Site type: Fulacht fia
Period/Dating: Bronze Age (2200 BC-801 BC)
ITM: E 620800m, N 668557m
Latitude, Longitude (decimal degrees): 52.767660, -7.691782
Sixty metres further north of the above site was another spread of burnt material (DER265) over an area of 8.8m (north–south) by 8.4m (east–west) which was up to 0.6m deep in places. It was composed of around 90% heat-shattered sandstone (80%) and limestone (20%) in a mixture of charcoal, peat and silt scattered in a rough circle around an elongated pit which seems to have functioned as a trough. Dug into the subsoil, this pit contained a 2.7m-long, 0.6m-wide partially hollowed oak trunk. This was examined by Niall Gregory, who confirmed that it was not a reused dugout canoe. A Bord na Móna field drain had bisected the site and disturbed the south-eastern half of this pit. In the other half there was a deposit of stones (60% sandstone, 40% limestone) which seemed to be the remains of the last firing of the trough. There was no evidence of a hearth on the site.

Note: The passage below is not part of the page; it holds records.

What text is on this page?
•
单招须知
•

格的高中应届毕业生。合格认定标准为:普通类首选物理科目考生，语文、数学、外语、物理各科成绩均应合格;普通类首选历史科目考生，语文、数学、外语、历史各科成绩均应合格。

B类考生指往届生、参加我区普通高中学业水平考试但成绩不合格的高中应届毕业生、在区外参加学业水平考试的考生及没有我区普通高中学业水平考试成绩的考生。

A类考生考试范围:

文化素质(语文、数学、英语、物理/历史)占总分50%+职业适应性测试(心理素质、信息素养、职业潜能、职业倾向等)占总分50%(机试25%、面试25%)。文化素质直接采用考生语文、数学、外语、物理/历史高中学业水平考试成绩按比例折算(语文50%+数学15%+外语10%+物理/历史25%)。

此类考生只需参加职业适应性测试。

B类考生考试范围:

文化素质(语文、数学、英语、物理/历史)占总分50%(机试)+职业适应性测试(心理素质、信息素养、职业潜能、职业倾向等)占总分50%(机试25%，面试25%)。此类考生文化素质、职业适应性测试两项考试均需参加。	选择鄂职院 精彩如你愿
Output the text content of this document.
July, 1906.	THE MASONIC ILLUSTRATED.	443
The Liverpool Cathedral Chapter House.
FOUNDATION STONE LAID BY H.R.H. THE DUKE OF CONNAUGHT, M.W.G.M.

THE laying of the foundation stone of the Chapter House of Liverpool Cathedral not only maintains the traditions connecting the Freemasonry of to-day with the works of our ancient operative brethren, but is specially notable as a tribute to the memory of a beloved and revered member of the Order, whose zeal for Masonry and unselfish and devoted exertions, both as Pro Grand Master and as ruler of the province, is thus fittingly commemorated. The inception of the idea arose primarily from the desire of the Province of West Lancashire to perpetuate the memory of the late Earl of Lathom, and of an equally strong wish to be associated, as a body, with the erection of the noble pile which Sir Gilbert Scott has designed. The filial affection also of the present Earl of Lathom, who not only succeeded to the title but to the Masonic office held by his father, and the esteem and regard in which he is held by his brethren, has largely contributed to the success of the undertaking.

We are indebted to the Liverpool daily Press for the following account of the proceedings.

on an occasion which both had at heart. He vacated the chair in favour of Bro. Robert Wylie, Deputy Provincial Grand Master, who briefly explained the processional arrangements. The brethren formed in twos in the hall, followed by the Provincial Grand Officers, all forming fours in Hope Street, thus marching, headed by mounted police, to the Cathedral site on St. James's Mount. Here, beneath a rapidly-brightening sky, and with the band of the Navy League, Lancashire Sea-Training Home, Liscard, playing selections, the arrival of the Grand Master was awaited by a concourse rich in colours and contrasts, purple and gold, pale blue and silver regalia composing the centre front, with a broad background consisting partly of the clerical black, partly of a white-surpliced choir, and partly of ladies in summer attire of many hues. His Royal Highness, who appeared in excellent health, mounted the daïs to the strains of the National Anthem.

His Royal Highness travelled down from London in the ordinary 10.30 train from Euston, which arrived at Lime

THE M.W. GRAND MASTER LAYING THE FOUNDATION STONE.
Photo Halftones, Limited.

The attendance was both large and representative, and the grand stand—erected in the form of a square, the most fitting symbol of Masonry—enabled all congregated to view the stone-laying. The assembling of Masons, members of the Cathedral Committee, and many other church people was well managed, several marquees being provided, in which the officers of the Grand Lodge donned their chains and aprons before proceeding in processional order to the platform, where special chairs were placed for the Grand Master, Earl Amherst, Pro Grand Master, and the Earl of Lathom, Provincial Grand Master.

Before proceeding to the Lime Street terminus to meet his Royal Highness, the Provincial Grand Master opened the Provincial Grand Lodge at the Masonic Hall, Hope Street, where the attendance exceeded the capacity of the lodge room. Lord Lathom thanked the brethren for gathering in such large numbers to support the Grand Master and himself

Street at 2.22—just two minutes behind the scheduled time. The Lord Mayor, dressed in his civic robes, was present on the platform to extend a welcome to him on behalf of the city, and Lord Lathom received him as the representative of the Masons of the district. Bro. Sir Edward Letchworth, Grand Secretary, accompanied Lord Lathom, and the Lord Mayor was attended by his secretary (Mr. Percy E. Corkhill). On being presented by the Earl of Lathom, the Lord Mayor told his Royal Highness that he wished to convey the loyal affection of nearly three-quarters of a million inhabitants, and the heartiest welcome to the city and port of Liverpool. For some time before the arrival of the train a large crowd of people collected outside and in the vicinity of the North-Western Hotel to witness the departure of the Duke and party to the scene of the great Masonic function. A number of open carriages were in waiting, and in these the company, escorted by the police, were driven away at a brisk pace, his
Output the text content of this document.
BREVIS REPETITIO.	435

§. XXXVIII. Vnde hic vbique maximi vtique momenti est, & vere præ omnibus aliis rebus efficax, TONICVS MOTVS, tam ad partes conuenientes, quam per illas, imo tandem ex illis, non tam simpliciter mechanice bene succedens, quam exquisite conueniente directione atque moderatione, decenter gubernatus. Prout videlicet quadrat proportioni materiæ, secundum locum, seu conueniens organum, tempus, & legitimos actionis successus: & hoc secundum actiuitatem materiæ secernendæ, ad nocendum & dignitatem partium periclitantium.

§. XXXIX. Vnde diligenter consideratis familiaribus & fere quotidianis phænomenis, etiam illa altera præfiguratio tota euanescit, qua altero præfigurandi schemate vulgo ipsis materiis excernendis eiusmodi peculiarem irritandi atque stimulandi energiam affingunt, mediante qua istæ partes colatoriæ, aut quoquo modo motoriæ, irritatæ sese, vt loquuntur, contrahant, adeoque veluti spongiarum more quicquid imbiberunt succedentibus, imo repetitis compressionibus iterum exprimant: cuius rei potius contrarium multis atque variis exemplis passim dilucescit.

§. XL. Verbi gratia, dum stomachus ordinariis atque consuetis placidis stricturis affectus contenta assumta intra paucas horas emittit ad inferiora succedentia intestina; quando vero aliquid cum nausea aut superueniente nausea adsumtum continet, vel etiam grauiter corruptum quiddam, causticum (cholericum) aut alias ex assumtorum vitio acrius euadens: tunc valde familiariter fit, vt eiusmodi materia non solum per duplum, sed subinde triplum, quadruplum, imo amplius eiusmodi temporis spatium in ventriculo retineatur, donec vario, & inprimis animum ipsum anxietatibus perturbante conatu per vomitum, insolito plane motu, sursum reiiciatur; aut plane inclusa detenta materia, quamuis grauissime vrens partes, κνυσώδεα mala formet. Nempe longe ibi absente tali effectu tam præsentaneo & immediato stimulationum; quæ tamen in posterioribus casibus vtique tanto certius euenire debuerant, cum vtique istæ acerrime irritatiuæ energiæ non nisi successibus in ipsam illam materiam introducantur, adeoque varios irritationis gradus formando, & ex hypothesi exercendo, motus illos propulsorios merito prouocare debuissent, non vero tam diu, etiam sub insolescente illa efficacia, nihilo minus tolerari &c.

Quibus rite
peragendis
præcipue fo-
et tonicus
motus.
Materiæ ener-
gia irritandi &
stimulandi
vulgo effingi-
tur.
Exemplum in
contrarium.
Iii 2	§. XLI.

As the water-table rose, peat began to encroach on the eastern side of the site, requiring a platform to be built while the site was still in use. Occasional fragments of burnt stone tumbled into the peat which overlay the platform. A date of 1425–1120 cal. BC (Beta-111377) was obtained from a timber used in this platform, which was 4m long by 3m wide. It was made from a loose arrangement of timbers mostly set north-west/south-east or north–south. The majority of the wood sampled from the platform was identified as crab-apple, along with some ash and alder. This site lay close to a number of trackways excavated by Sarah Cross (see Excavations 1997, No. 519).